Jeremy Davis looked at the distance and the challenges it presented last summer.
One important note in all this is the Canucks have 41 home games plus 16 away games in the Pacific and Mountain time zones. So 70% of their schedule was ‘close’.
The best way to remedy this would be to move their AHL affiliate to one of those time zones, and the Pacific timezone makes sense. I’ve broken down the location of AHL franchises for you below:
This is the movement expected prior to the 2017-18 AHL Season:
- The Albany Devils relocated to become the Binghamton Devils to replace the Binghamton Senators.
- The Binghamton Senators were purchased by their parent club, the Ottawa Senators, and relocating the team to Belleville as the Belleville Senators.
- The Montreal Canadiens’ AHL franchise, then operating as the St. John’s IceCaps, is announced as relocating to the Montreal suburb of Laval, Quebec, as the Laval Rocket
Through the shuffling there, Albany and St. John’s will be losing their team. It’s entirely possible that the St Louis Blues will be granted an expansion franchise, and slide right into one of those markets.
But Albany is currently 30th in the AHL in attendance, while Utica is 28th, and St John’s is 26th. The difference here is that the Comets are selling out their building every game, and there is a huge passion for the team.
What could happen here is the Canucks could negotiate a deal with the Comets and Blues groups, where the Blues would move their expansion franchise into Utica. The Canucks would then be able to get out of the final two years of their six-year agreement and move their franchise closer to Vancouver.
Davis will speculate and suggest some spots in California in the future as it makes the most sense because of the Pacific Division already set-up there (it would be the most logical choice). But there would be some other options in the mid-west to set up the AHL franchise, whether that is in California, Nevada, Utah, British Columbia, Washington or Oregon.
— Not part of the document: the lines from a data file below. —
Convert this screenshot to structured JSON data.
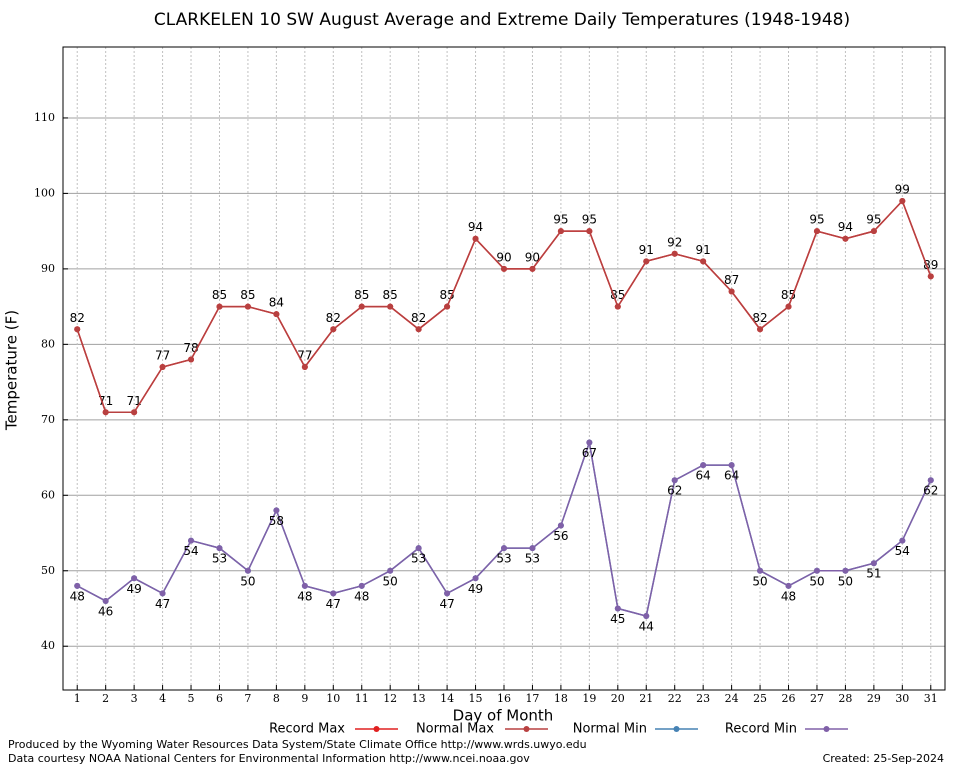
{
  "chart_data": {
    "type": "line",
    "title": "CLARKELEN 10 SW August Average and Extreme Daily Temperatures (1948-1948)",
    "x_label": "Day of Month",
    "y_label": "Temperature (F)",
    "x": [
      1,
      2,
      3,
      4,
      5,
      6,
      7,
      8,
      9,
      10,
      11,
      12,
      13,
      14,
      15,
      16,
      17,
      18,
      19,
      20,
      21,
      22,
      23,
      24,
      25,
      26,
      27,
      28,
      29,
      30,
      31
    ],
    "xlim": [
      0.5,
      31.5
    ],
    "xticks": [
      1,
      2,
      3,
      4,
      5,
      6,
      7,
      8,
      9,
      10,
      11,
      12,
      13,
      14,
      15,
      16,
      17,
      18,
      19,
      20,
      21,
      22,
      23,
      24,
      25,
      26,
      27,
      28,
      29,
      30,
      31
    ],
    "ylim": [
      34.2,
      119.4
    ],
    "yticks": [
      40,
      50,
      60,
      70,
      80,
      90,
      100,
      110
    ],
    "grid": true,
    "series": [
      {
        "name": "Record Max",
        "color": "#e02020",
        "values": [
          82,
          71,
          71,
          77,
          78,
          85,
          85,
          84,
          77,
          82,
          85,
          85,
          82,
          85,
          94,
          90,
          90,
          95,
          95,
          85,
          91,
          92,
          91,
          87,
          82,
          85,
          95,
          94,
          95,
          99,
          89
        ]
      },
      {
        "name": "Normal Max",
        "color": "#b84040",
        "values": [
          82,
          71,
          71,
          77,
          78,
          85,
          85,
          84,
          77,
          82,
          85,
          85,
          82,
          85,
          94,
          90,
          90,
          95,
          95,
          85,
          91,
          92,
          91,
          87,
          82,
          85,
          95,
          94,
          95,
          99,
          89
        ]
      },
      {
        "name": "Normal Min",
        "color": "#4682b4",
        "values": [
          48,
          46,
          49,
          47,
          54,
          53,
          50,
          58,
          48,
          47,
          48,
          50,
          53,
          47,
          49,
          53,
          53,
          56,
          67,
          45,
          44,
          62,
          64,
          64,
          50,
          48,
          50,
          50,
          51,
          54,
          62
        ]
      },
      {
        "name": "Record Min",
        "color": "#8060a8",
        "values": [
          48,
          46,
          49,
          47,
          54,
          53,
          50,
          58,
          48,
          47,
          48,
          50,
          53,
          47,
          49,
          53,
          53,
          56,
          67,
          45,
          44,
          62,
          64,
          64,
          50,
          48,
          50,
          50,
          51,
          54,
          62
        ]
      }
    ],
    "footer_left": [
      "Produced by the Wyoming Water Resources Data System/State Climate Office http://www.wrds.uwyo.edu",
      "Data courtesy NOAA National Centers for Environmental Information http://www.ncei.noaa.gov"
    ],
    "footer_right": "Created:  25-Sep-2024"
  }
}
It would solve the Canucks travel issues between their AHL affiliate and NHL team. With the Pacific Division set up in California and Arizona already, the Canucks farm team would have a geographically close division to play in already, thus reducing their travel time to a manageable amount. Not the same benefits that the Comets experience right now, but not an outrageous amount of travel. Jeremy created this image to show the distance between NHL and AHL teams:
Information is taken from Google maps and is actual distance, not travel distance. Furthermore, doesn’t include the changes that will happen next season. But as we can see, Vancouver and Utica is currently the farthest by a large margin.
The reason why the Abbotsford Heat were unsuccessful was that they were so far out on their own, the newly formed division helps to nullify that concern.
Lastly, the Pacific Division plays a shorter season (68 games compared to 76) to make up being in the west. This would aid in the concern of ‘practice time’ that the Canucks management preaches for the development of their AHL team.
There is no doubt that the Comets and their fans have been fantastic to the Canucks organization. They have done everything they can to support the team. But as Jeremy pointed out in the article linked above, the Canucks have the furthest distance between their AHL team and the NHL parent club.
The expansion franchise the AHL will add allows the Canucks to take advantage of the rearrangement to fix this issue and move forward. There are obvious roadblocks, including but not limited to the agreement, but these won’t be unable to overcome.
This year might be the best opportunity for the Canucks to get their AHL team in the West and make it a more streamlined process for the entire organization.